IN MY SHOES: What It’s Like To Suffer “Post-Abortion Syndrome”

In the New York Times Sunday Magazine this past weekend, Emily Bazelon, a senior editor at Slate, explores the topic of "post-abortion syndrome" and one woman’s unusual ministry. Here, the opening paragraphs:

Rhonda Arias, 53, often wears silver hoop earrings and low black boots, and she has a weakness for edgy zingers. She started doing post-abortion counseling 15 years ago. After what she describes as a revelation from God, she decided that her own pain and unhappiness were rooted in the abortion she had in 1973, when she was 19. "It was the year Roe v. Wade was decided, and I remember saying, ‘No guy in Washington is going to tell me what to do with my body!’ … But after the procedure, she says, strange feelings washed over her. "I remember having evil thoughts, about hurting children," she said. "It was like I’d done the worst thing I could possibly do.
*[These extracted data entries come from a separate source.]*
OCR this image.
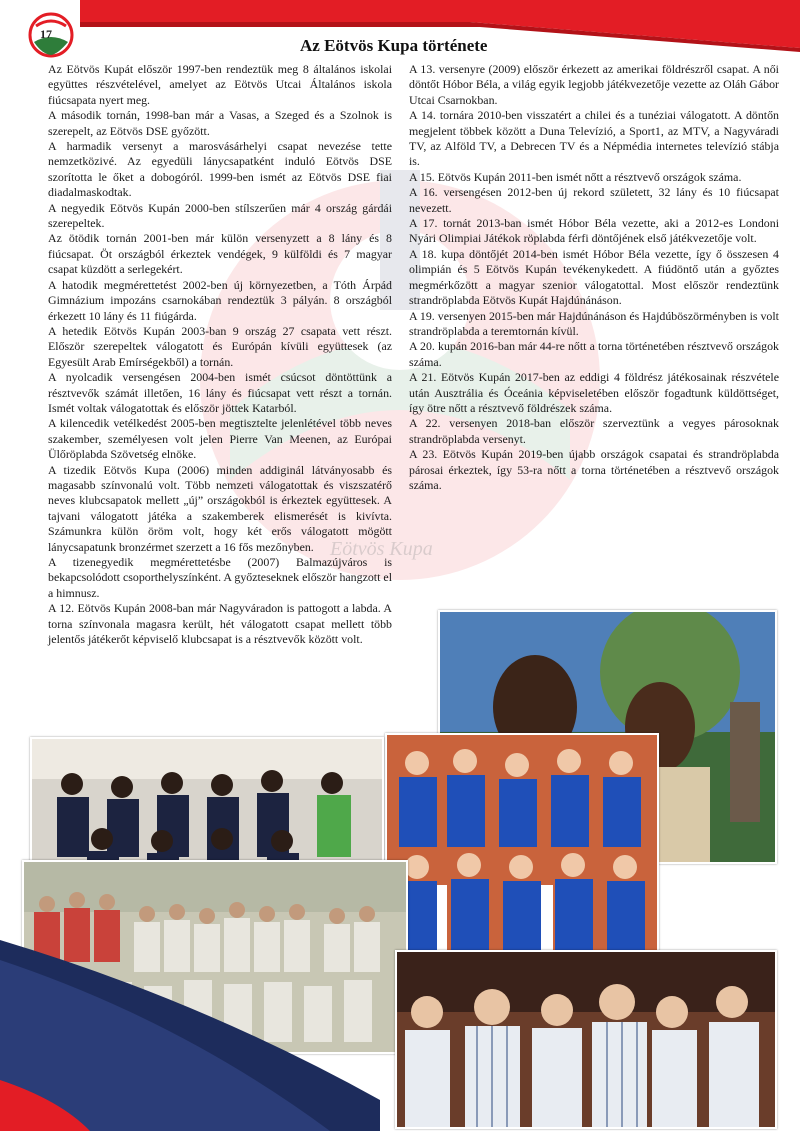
Eötvös Kupa
17
Az Eötvös Kupa története

Az Eötvös Kupát először 1997-ben rendeztük meg 8 általános iskolai együttes részvételével, amelyet az Eötvös Utcai Általános iskola fiúcsapata nyert meg.

A második tornán, 1998-ban már a Vasas, a Szeged és a Szolnok is szerepelt, az Eötvös DSE győzött.

A harmadik versenyt a marosvásárhelyi csapat nevezése tette nemzetközivé. Az egyedüli lánycsapatként induló Eötvös DSE szorította le őket a dobogóról. 1999-ben ismét az Eötvös DSE fiai diadalmaskodtak.

A negyedik Eötvös Kupán 2000-ben stílszerűen már 4 ország gárdái szerepeltek.

Az ötödik tornán 2001-ben már külön versenyzett a 8 lány és 8 fiúcsapat. Öt országból érkeztek vendégek, 9 külföldi és 7 magyar csapat küzdött a serlegekért.

A hatodik megmérettetést 2002-ben új környezetben, a Tóth Árpád Gimnázium impozáns csarnokában rendeztük 3 pályán. 8 országból érkezett 10 lány és 11 fiúgárda.

A hetedik Eötvös Kupán 2003-ban 9 ország 27 csapata vett részt. Először szerepeltek válogatott és Európán kívüli együttesek (az Egyesült Arab Emírségekből) a tornán.

A nyolcadik versengésen 2004-ben ismét csúcsot döntöttünk a résztvevők számát illetően, 16 lány és fiúcsapat vett részt a tornán. Ismét voltak válogatottak és először jöttek Katarból.

A kilencedik vetélkedést 2005-ben megtisztelte jelenlétével több neves szakember, személyesen volt jelen Pierre Van Meenen, az Európai Ülőröplabda Szövetség elnöke.

A tizedik Eötvös Kupa (2006) minden addiginál látványosabb és magasabb színvonalú volt. Több nemzeti válogatottak és viszszatérő neves klubcsapatok mellett „új” országokból is érkeztek együttesek. A tajvani válogatott játéka a szakemberek elismerését is kivívta. Számunkra külön öröm volt, hogy két erős válogatott mögött lánycsapatunk bronzérmet szerzett a 16 fős mezőnyben.

A tizenegyedik megmérettetésbe (2007) Balmazújváros is bekapcsolódott csoporthelyszínként. A győzteseknek először hangzott el a himnusz.

A 12. Eötvös Kupán 2008-ban már Nagyváradon is pattogott a labda. A torna színvonala magasra került, hét válogatott csapat mellett több jelentős játékerőt képviselő klubcsapat is a résztvevők között volt.

A 13. versenyre (2009) először érkezett az amerikai földrészről csapat. A női döntőt Hóbor Béla, a világ egyik legjobb játékvezetője vezette az Oláh Gábor Utcai Csarnokban.

A 14. tornára 2010-ben visszatért a chilei és a tunéziai válogatott. A döntőn megjelent többek között a Duna Televízió, a Sport1, az MTV, a Nagyváradi TV, az Alföld TV, a Debrecen TV és a Népmédia internetes televízió stábja is.

A 15. Eötvös Kupán 2011-ben ismét nőtt a résztvevő országok száma.

A 16. versengésen 2012-ben új rekord született, 32 lány és 10 fiúcsapat nevezett.

A 17. tornát 2013-ban ismét Hóbor Béla vezette, aki a 2012-es Londoni Nyári Olimpiai Játékok röplabda férfi döntőjének első játékvezetője volt.

A 18. kupa döntőjét 2014-ben ismét Hóbor Béla vezette, így ő összesen 4 olimpián és 5 Eötvös Kupán tevékenykedett. A fiúdöntő után a győztes megmérkőzött a magyar szenior válogatottal. Most először rendeztünk strandröplabda Eötvös Kupát Hajdúnánáson.

A 19. versenyen 2015-ben már Hajdúnánáson és Hajdúböszörményben is volt strandröplabda a teremtornán kívül.

A 20. kupán 2016-ban már 44-re nőtt a torna történetében résztvevő országok száma.

A 21. Eötvös Kupán 2017-ben az eddigi 4 földrész játékosainak részvétele után Ausztrália és Óceánia képviseletében először fogadtunk küldöttséget, így ötre nőtt a résztvevő földrészek száma.

A 22. versenyen 2018-ban először szerveztünk a vegyes párosoknak strandröplabda versenyt.

A 23. Eötvös Kupán 2019-ben újabb országok csapatai és strandröplabda párosai érkeztek, így 53-ra nőtt a torna történetében a résztvevő országok száma.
A piece of evil had entered me."

In 1983, Arias became pregnant again and planned to keep the baby. But in the fourth month, she says, she became scared about raising a child alone. She called her obstetrician. He scheduled her for a second-trimester saline abortion the following morning. Arias said she woke up from the anesthesia to the certain knowledge that she had killed her child.

Because of this knowledge, she is now equally certain, she slipped into years of depression, drinking and freebasing cocaine. One night when she was in her early 30s, she got as high as she could, lay down in the dark in a bathtub filled with water and slit her wrists. In her mind, all of her troubles — the drugs, the suicide attempt, the third and fourth abortions she went on to have, the wrestling match of a marriage she eventually entered — are the aftermath of her own original sin, the 1973 abortion. It’s a pattern she sees reflected everywhere: "In America we have a big drug problem, and we don’t realize it’s because of abortion."

In the ’90s, Arias volunteered and then was on staff at the Women’s Pregnancy Center, a Houston group that tries to persuade women to keep their pregnancies. In 2001, after being ordained as an evangelical preacher, she founded her own abortion-recovery ministry, Oil of Joy for Mourning, named after a verse from the Book of Isaiah. She now operates 10-week counseling programs at seven penitentiaries in the state, including Plane State Jail.